The Moogai Review (2025)


The Moogai is directed by Jon Bell, and the cast includes Shari Sebbens, Meyne Wyatt, Tessa Rose, Clarence Ryan, Toby Leonard Moore, and Bella Heathcote.

ANOTHER horror film with metaphors, I hear you cry? 

Well, yes, but it does that part quite well, but the horror film part not so well.

Oh, and while the film was released in festivals in 2024, it got its wide public release in 2025.

My Thoughts On The Moogai

The Moogai centers on Sarah, an Aboriginal lawyer who, against the odds, manages to keep a veneer of control while balancing motherhood, a demanding career, and a supernatural infestation. Her husband Fergus is the quintessential supportive partner - Sarcasm fully intended. 

Sarah’s nightmare begins when she starts seeing a ghostly entity with grotesquely elongated arms and a posse of white-eyed children, and of course, the source of this spectral chaos is none other than the Moogai - a child-snatching spirit drawn from Aboriginal folklore.

What follows is an exploration of Sarah’s mental unravelling, which Fergus greets with all the insight of a confused houseplant, and as Sarah’s paranoia deepens, their relationship starts to strain, and then the reappearance of Sarah’s estranged mother Ruth adds yet more complexity, to the fore.

The film attempts to juggle multiple genres simultaneously, as it dabbles in psychological horror, social critique drama, and supernatural horror, and it’s a bold trifecta, but the film frequently feels as if it’s tripping over its own limbs, unsure whether to lead with a ghost story, and the tonal risks are quite disorienting.

The opening sequence is arguably the film’s best part though - a visceral, harrowing flashback depicting Aboriginal children being hunted by white authorities, and it’s a powerful, unflinching scene that establishes the film’s emotional and historical stakes.
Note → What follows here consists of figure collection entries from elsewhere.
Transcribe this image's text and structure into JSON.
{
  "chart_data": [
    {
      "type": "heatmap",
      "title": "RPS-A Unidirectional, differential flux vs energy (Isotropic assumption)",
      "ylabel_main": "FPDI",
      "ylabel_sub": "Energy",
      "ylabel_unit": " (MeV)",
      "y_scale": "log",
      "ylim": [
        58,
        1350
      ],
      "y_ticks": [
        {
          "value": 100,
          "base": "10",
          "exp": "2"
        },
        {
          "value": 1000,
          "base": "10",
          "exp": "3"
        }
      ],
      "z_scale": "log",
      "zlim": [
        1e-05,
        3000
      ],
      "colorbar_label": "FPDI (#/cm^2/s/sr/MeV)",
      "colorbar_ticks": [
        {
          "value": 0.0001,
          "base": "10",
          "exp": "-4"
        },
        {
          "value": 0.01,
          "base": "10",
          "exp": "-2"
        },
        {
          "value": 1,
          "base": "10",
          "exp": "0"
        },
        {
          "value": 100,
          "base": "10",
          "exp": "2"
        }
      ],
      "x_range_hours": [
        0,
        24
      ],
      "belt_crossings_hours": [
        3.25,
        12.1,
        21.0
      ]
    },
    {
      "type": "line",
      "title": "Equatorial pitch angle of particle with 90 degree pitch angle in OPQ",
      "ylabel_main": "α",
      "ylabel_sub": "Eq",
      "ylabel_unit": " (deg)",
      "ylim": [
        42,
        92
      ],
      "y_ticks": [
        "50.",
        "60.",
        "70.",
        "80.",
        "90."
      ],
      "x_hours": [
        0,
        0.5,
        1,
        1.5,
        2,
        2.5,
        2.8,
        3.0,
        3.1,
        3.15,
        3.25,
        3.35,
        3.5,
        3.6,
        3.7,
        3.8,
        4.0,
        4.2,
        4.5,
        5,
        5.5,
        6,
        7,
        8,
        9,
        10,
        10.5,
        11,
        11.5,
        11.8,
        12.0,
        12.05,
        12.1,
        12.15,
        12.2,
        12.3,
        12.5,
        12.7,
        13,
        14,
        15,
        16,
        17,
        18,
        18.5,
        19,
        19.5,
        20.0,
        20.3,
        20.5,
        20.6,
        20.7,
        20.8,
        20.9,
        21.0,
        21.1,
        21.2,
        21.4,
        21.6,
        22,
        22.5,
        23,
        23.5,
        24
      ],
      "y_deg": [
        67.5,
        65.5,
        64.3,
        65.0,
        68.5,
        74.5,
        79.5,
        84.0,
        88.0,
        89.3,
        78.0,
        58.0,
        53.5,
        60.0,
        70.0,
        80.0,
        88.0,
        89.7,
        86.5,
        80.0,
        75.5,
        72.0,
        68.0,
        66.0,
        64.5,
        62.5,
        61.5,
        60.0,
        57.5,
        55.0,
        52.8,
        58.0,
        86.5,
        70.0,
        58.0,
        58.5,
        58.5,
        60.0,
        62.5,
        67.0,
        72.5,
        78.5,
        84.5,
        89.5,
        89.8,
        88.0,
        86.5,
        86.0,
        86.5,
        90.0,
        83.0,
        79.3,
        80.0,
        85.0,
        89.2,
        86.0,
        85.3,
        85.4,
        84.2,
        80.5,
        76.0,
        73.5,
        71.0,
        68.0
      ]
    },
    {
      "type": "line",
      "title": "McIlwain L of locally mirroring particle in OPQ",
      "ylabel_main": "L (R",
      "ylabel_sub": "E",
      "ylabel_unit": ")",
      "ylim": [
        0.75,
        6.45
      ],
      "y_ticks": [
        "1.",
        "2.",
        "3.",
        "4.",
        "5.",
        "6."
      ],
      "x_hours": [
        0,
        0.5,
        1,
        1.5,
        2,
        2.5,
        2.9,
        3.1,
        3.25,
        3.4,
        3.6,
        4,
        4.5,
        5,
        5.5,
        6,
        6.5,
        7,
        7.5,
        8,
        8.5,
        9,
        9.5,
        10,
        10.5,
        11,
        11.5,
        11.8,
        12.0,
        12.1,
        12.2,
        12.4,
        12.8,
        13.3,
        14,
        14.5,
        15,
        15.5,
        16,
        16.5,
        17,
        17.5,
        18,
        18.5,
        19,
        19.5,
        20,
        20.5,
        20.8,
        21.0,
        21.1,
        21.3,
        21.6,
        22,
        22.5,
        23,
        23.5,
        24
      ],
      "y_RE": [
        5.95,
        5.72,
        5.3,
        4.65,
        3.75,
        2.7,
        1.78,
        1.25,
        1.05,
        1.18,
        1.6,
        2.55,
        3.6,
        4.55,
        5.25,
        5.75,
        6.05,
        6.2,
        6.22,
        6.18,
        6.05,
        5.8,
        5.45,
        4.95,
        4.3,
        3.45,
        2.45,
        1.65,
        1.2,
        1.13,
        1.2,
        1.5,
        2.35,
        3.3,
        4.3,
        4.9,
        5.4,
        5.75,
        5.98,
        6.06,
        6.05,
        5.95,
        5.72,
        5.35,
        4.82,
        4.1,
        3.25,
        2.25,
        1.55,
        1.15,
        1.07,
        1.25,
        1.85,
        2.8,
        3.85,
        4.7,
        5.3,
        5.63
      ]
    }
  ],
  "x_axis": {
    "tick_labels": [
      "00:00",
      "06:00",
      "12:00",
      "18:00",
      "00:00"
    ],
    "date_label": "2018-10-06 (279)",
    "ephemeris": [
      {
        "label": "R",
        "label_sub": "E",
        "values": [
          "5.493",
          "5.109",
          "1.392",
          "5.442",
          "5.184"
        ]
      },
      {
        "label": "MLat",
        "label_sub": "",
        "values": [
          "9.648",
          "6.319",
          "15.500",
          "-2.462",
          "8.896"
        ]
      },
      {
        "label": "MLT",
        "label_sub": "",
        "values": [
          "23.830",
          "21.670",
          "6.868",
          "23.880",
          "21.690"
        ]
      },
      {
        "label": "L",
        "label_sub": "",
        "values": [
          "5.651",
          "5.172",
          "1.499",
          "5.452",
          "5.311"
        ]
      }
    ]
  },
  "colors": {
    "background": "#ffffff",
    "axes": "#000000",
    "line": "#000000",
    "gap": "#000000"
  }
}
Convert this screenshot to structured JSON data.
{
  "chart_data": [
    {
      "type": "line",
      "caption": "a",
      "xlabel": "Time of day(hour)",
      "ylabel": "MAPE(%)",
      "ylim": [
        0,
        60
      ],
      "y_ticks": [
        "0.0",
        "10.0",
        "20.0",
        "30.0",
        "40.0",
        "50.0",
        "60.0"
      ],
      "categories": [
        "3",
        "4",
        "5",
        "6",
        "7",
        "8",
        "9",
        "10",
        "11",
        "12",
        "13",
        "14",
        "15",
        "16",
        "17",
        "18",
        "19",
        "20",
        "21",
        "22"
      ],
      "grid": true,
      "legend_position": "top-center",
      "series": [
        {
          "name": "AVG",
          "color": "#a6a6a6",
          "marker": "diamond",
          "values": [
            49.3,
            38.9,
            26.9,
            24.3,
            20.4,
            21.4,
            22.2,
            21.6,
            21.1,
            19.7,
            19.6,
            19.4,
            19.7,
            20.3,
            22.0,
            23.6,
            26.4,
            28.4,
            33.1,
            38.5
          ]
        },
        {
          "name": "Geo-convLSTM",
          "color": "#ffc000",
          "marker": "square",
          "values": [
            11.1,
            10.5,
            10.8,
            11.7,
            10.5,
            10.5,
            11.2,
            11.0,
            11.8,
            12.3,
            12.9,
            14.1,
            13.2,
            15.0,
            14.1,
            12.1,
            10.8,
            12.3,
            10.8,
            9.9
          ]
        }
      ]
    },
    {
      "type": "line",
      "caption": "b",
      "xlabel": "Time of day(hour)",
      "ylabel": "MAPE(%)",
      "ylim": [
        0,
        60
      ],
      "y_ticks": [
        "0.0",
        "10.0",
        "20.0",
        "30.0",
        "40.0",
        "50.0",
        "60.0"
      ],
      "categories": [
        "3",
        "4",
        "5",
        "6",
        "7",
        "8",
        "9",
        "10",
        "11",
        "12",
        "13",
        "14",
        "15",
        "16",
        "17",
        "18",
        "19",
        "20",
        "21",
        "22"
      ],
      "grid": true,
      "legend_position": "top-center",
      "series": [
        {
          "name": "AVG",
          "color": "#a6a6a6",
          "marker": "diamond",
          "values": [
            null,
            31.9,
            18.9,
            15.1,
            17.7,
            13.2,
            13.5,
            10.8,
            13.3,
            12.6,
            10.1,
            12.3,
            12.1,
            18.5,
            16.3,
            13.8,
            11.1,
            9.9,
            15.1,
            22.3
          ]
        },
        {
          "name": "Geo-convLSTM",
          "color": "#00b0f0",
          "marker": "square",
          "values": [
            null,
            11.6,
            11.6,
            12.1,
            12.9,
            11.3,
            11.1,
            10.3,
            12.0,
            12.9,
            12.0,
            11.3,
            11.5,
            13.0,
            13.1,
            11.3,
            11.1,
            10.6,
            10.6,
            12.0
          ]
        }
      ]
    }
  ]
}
But this early apex casts a long shadow over the rest of the film, which struggles to maintain the same intensity or clarity of purpose, and what follows is a series of domestic vignettes centering on Sarah’s slow descent into fear and despair. 

The Moogai film still

Cast wise, Shari Sebbens delivers a solid performance, with a grounded portrayal of exhaustion and terror, even when the script seems to forget its own tone and insists on repetitive screaming session, and Meyne Wyatt, is the well-intentioned  husband whose emotional range rarely extends beyond mild bewilderment, and his character arc, or lack thereof, feels less like a fully fleshed-out role and more like a checklist item.

Supporting characters, from Sarah’s friends to her daughter Chloe, are relegated to the sidelines, more ornamental than essential, so much so that Chloe might as well be a static background prop.

And the film’s pacing is also another part that suffers, as while it clocks in at a modest runtime, the middle sections drag a lot,  and are weighed down by repetitive scenes of Sarah wandering through dimly lit rooms, gasping at shadows as if it’s a new dance move. 

The Moogai

The Moogai does deserves some credit though for its audacity in connecting a supernatural narrative to real world historical trauma, as the film’s metaphorical use of the Moogai spirit as a symbol of the intergenerational pain caused by the Stolen Generations is something rare within the horror genre, and it's when the film leans into this, it  find moments of genuine emotional resonance, offering a horror experience that is as much about the ghosts of history as it is about the ghosts in the house.

Fans of slow-burn psychological horror will probably find things to like and appreciate here, but it's an imperfect yet ambitious film that stumbles under the weight of its own aspirations, but beneath the flaws lies a sincere and bold effort to merge horror with social commentary, and to make us confront the lingering shadows of colonial violence through the lens of genre cinema, so while it may not terrify you,  it might just haunt you in a way that’s more about history and identity than thrills.